Generalized Penetration Depth Computation
Penetration depth (PD) is a distance measure to quantify the extent of inter-penetration between two overlapping, closed, geometric objects. PD computation is important in a number of applications, including physically-based modeling, robot motion planning, virtual reality, haptic rendering and computer games.
Most of the prior work on PD computation has been restricted to translational PD or PDt. The PDt between two overlapping objects is defined as the minimum translational distance needed to separate the two overlapping objects. Many good algorithms to estimate the PDt between convex and non-convex polyhedra are known. However, because PDt does not take into account the rotational motion, it is not sufficient for many applications, such as motion planning and physically based modeling.
Highlights of our approach
We take into account the translational and rotational motion to describe the extent of two intersecting objects and refer to that extent of inter-penetration as the generalized penetration depth or PDg.
Results of Generalized PD Computation
We compute an upper bound on PDg based containment optimization using linear programming.

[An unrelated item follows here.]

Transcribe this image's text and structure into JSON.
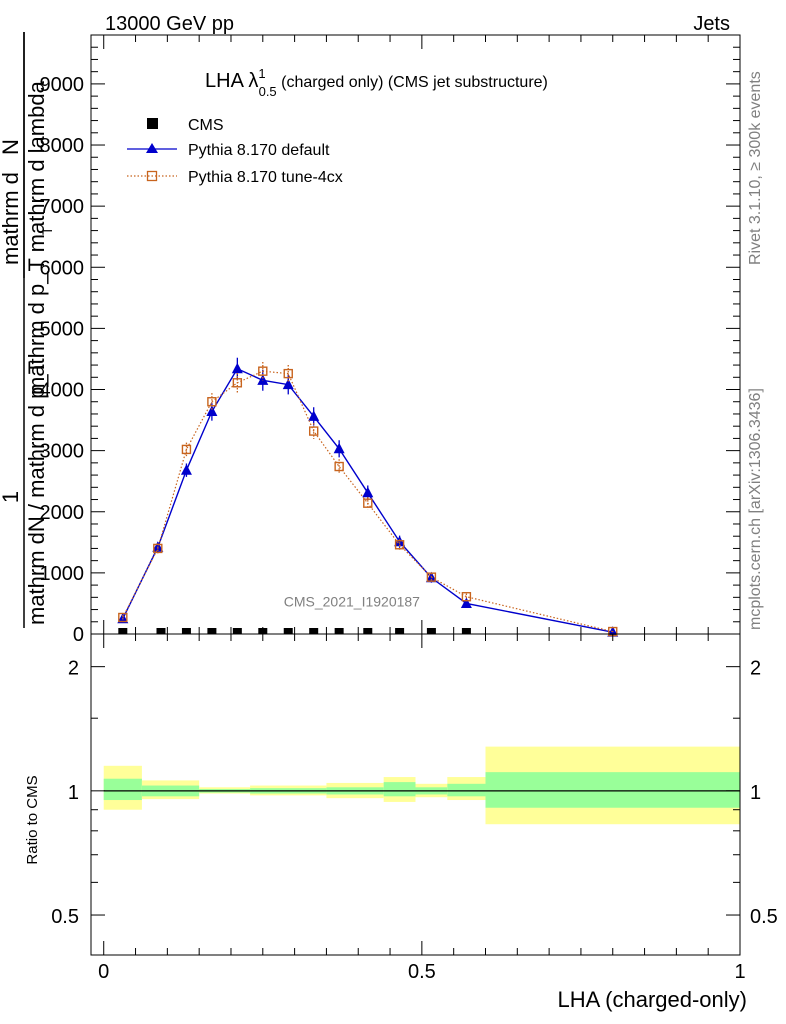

Fig. 2: In the left column, the ‘spoon’ collides with the ‘cup’ at t=0, 0.5, and 1. The right column shows for every t the corresponding collision-free configuration, which yields an upper bound on PDg.
Fig. 3: The comparison of PDg computation for the ‘spoon in cup’ example. LB(PDg): Lower bound on PDg; UB1(PDg): Upper bound by our containment optimization. UB2(PDg): Trivial upper bound using the convex hulls.
Tab. 1: Performance of various bounds computation on PDg
Application to Motion Planning
Our lower bound on PDg computation algorithm has been applied for motion planning to perform the C-obstacle query. Given a primitive in C-space, the C-obstacle query is formally defined as checking whether this primitive lies in C-obstacle space. Usually, the underlying query primitive is a cell.
In order to efficiently perform C-obstacle query for a cell, we compute the PDg by setting its configuration as the center of the cell. Then we compare it with the maximal motion that the robot can undergo when its configuration is confined within this cell. If the lower bound of PDg is larger than the upper bound of the motion, we conclude that the cell fully lies in C-obstacle space.
The C-obstacle query is useful for cell decomposition based algorithms and other complete motion planning approaches, such as star-shaped roadmap (Fig. 4). Given that the time and space complexity of these methods grows quickly with the level of subdivision, it is important to identify cells that lie in C-obstacle space and to avoid overly subdivision.
Fig. 4: An application of our C-obstacle query algorithm based on PDg for a complete motion planner – the star-shaped roadmap method. The robot Gear needs to move from initial configuration A to goal configuration A’ by translating and rotating within the shaded rectangular 2D region. We show the robot's intermediate configurations for the found path. The improved star-shaped roadmap method took about 110s for this example and achieved about 2.4 times speedup.
Fig. 5: ‘2D puzzle’ example. (a) Our algorithm can report the path non-existence for the problem to move A to A0 in 7.898s. (b) is a modified version of (a) without the obstacle B3. Our algorithm can find a collision-free path through a narrow passage among the obstacles. (c) shows intermediate configurations Am of the robot along the collision free path.